На той стороне прервалась связь.
Первым полетел в стену телефон. Затем Андрей начал крошить мебель. Швырнул стул в барную стойку. Охрана еле успела его скрутить, пока он не разнес все в щепки. Он прошел к себе в кабинет. Потребовал большую бутылку «Ред Лейбла». И не вы ходил до шести часов вечера следующего дня. Взгляд стал неживым… Выжженным.
Не спеша прошел через зал. Забрался в машину. Еще почти час просто сидел в ней и молча плакал. После чего вжал педаль в пол и поехал встречать «Ирочку».
Ночь. Скользкая трасса. Свет в глаза от встречной фуры. Машина ушла в кювет. Перевернулась. Дважды. Андрей не был пристегнут. Перелом основания черепа. Мгновенная смерть…
– Об Андрюше мы узнали только около часа. Миша решил, что мы их проводим вместе. Андрей сейчас в морге. К обеду… Смешно даже – «к обеду»… Заберем его домой. А вы… вы сможете привезти сюда тело Ирины? Вот.
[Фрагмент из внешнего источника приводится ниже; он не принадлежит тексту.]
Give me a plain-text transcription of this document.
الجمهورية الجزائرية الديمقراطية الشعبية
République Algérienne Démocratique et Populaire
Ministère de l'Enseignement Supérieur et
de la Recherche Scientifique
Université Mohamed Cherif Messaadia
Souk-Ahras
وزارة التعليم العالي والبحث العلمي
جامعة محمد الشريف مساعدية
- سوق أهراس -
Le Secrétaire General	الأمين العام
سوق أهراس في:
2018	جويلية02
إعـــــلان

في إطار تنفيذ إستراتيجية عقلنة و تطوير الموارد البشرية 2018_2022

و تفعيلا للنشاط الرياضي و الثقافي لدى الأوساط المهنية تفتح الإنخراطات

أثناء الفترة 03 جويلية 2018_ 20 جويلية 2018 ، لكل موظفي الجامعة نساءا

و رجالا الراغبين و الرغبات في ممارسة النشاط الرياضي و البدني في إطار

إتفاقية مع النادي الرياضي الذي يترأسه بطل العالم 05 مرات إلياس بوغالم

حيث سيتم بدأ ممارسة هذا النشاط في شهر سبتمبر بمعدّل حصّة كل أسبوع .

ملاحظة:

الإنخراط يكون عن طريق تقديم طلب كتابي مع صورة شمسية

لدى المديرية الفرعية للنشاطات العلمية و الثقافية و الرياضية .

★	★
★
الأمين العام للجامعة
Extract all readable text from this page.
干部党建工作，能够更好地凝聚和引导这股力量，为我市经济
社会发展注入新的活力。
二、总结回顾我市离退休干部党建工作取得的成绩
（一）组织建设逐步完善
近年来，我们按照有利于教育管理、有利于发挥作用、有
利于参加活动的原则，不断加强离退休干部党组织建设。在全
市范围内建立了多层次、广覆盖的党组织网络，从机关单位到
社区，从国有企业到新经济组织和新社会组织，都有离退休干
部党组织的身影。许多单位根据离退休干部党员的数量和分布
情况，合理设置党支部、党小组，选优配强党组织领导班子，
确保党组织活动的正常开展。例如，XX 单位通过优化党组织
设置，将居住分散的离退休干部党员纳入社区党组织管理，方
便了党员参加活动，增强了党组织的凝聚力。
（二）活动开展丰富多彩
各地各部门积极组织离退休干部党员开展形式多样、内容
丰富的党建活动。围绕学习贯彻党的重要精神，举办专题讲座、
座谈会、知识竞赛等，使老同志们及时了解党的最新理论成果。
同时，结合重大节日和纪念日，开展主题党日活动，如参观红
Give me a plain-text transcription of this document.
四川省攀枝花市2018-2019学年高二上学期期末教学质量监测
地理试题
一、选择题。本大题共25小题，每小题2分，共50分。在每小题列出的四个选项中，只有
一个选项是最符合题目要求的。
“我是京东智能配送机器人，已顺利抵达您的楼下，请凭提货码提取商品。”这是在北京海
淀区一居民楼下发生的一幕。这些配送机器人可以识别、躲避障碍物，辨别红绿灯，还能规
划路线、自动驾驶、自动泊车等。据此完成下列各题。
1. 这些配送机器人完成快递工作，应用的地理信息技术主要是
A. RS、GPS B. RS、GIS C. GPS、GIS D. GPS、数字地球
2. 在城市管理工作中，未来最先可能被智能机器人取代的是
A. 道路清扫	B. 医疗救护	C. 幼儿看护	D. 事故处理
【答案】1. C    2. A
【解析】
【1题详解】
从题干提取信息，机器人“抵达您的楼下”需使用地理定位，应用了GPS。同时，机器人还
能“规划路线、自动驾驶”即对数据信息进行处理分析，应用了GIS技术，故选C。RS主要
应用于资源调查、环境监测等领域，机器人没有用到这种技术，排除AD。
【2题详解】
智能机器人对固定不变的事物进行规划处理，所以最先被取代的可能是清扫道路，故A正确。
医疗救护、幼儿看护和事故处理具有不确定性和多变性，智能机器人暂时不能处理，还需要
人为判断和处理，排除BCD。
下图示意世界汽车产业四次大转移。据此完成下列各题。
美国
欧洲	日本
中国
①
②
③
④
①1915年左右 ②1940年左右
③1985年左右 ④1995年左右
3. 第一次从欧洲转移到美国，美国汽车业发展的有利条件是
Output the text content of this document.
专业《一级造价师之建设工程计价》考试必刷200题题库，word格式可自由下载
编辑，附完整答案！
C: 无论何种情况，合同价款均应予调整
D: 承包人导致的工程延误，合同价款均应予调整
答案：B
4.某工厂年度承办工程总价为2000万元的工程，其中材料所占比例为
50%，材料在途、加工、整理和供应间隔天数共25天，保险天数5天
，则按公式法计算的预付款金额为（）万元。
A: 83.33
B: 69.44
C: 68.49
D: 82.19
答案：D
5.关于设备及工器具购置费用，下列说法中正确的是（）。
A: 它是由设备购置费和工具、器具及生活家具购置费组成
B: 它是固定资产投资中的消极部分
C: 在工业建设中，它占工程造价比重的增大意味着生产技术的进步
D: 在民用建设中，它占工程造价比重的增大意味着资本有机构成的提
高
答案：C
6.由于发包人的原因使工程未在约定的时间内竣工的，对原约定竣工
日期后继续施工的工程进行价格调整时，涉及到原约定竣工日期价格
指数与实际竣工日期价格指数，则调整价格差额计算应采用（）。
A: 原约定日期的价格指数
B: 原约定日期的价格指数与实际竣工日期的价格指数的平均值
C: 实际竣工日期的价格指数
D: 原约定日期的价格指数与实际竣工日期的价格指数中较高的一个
Я сидел, не принимая нереальности всей этой адской феерии. Это не могло случиться именно так.
– Конечно.
Серега молча кивнул головой.
Я сгреб со стола деньги. Засунул в карман. Вера Алексеевна вызвала катафалк. Мы сели в машину к Сереге и двинули в порт. Говорить было незачем.
– Нам нужно проверить груз, – сказал погранец.
– Зачем. Вот объясни мне – зачем?
– Да не волнуйтесь вы. Я понимаю, что у вас горе. Но порядок такой. Мы постараемся быстро.
– Быстро это сколько?
– Ну, полчаса от силы.
Закурили. Серега неестественно вытянулся. Глаза стали взрослыми.
– Слушай, капитан, мы девочку домой везем. К мужу. Давай ускоримся.